Wholesale channels are faring far worse than DTC for big brands in general, Neil Saunders, managing director of retail at GlobalData, tells CGT.  Department stores are seeing foot-traffic and spending declines, and wholesale channels do not always present brands — particularly higher-end and premium brands — in their best light, he noted.  

See also: Ralph Lauren Launches Digital Platform, First Luxury Store in Canada

“There has been a general deterioration in standards which is off-putting for many brands. For these reasons, many brands are focusing more on direct-to-consumer sales.
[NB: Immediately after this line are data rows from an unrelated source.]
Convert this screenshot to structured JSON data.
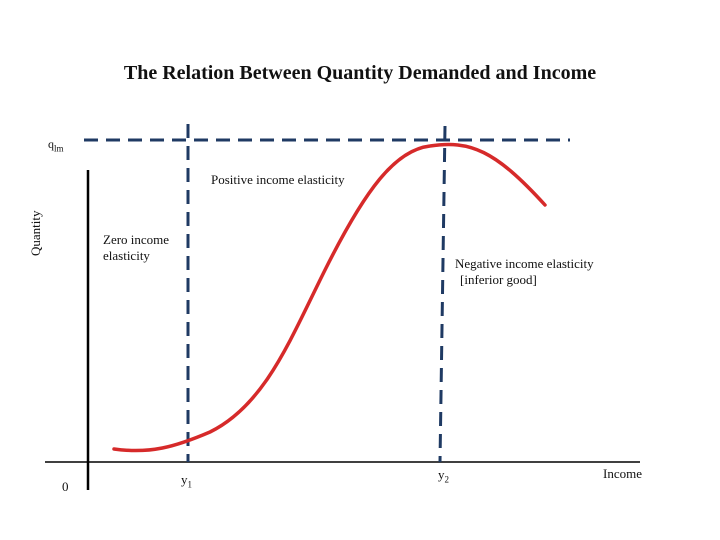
{
  "title": "The Relation Between Quantity Demanded and Income",
  "chart_data": {
    "type": "line",
    "title": "The Relation Between Quantity Demanded and Income",
    "xlabel": "Income",
    "ylabel": "Quantity",
    "origin_label": "0",
    "y_marker": {
      "base": "q",
      "sub": "lm"
    },
    "x_markers": [
      {
        "base": "y",
        "sub": "1"
      },
      {
        "base": "y",
        "sub": "2"
      }
    ],
    "annotations": [
      "Positive income elasticity",
      "Zero income elasticity",
      "Negative income elasticity [inferior good]"
    ],
    "curve_color": "#d62a2a",
    "guide_color": "#1f3a63"
  },
  "labels": {
    "positive": "Positive income elasticity",
    "zero_line1": "Zero income",
    "zero_line2": "elasticity",
    "negative_line1": "Negative income elasticity",
    "negative_line2": "[inferior good]"
  }
}
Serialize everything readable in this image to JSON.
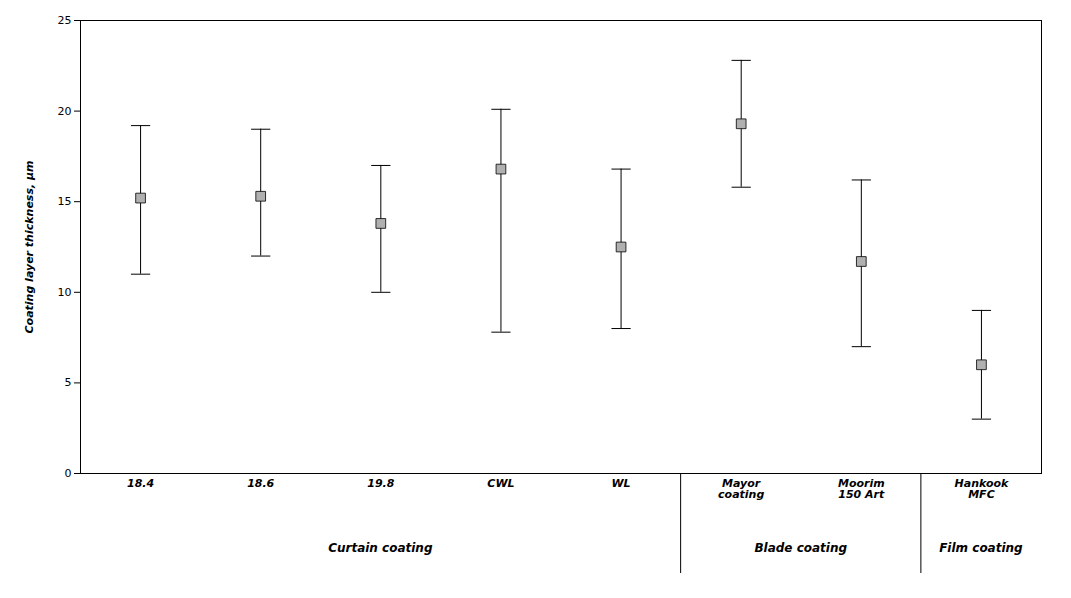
{
  "chart_data": {
    "type": "errorbar",
    "categories": [
      "18.4",
      "18.6",
      "19.8",
      "CWL",
      "WL",
      "Mayor\ncoating",
      "Moorim\n150 Art",
      "Hankook\nMFC"
    ],
    "groups": [
      "Curtain coating",
      "Curtain coating",
      "Curtain coating",
      "Curtain coating",
      "Curtain coating",
      "Blade coating",
      "Blade coating",
      "Film coating"
    ],
    "means": [
      15.2,
      15.3,
      13.8,
      16.8,
      12.5,
      19.3,
      11.7,
      6.0
    ],
    "upper_errors": [
      4.0,
      3.7,
      3.2,
      3.3,
      4.3,
      3.5,
      4.5,
      3.0
    ],
    "lower_errors": [
      4.2,
      3.3,
      3.8,
      9.0,
      4.5,
      3.5,
      4.7,
      3.0
    ],
    "ylabel": "Coating layer thickness, μm",
    "ylim": [
      0,
      25
    ],
    "yticks": [
      0,
      5,
      10,
      15,
      20,
      25
    ],
    "color": "#b0b0b0",
    "marker": "square"
  }
}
In some cases, these can also generate stronger margins and give the brand more control,” he said. 

To connect the dots between channels, Ralph Lauren is also bolstering its analytics capabilities for a better grasp on inventory management — joining the 40% of retailers and 26% of manufacturers who cited this as a top analytics priority this year

As part of this, Ralph Lauren’s pilot of predictive buying models in Asia and Europe stores this year are proving to enable better in-stock availability on sizing and best-selling products, per CEO Patrice Louvet.  

The AI-driven models are resulting in both incremental sales and improved conversion, and the company expects to scale use to about a quarter of its international DTC business this fiscal year. 

“[Ralph Lauren] performs better when it controls the sales channel, and this needs to be a springboard for pushing more heavily into the direct-to-consumer space,” said Saunders. “There are too many key shopping destinations in the U.S. and overseas where Ralph Lauren does not operate stores; this effectively means that the brand loses both visibility and sales.”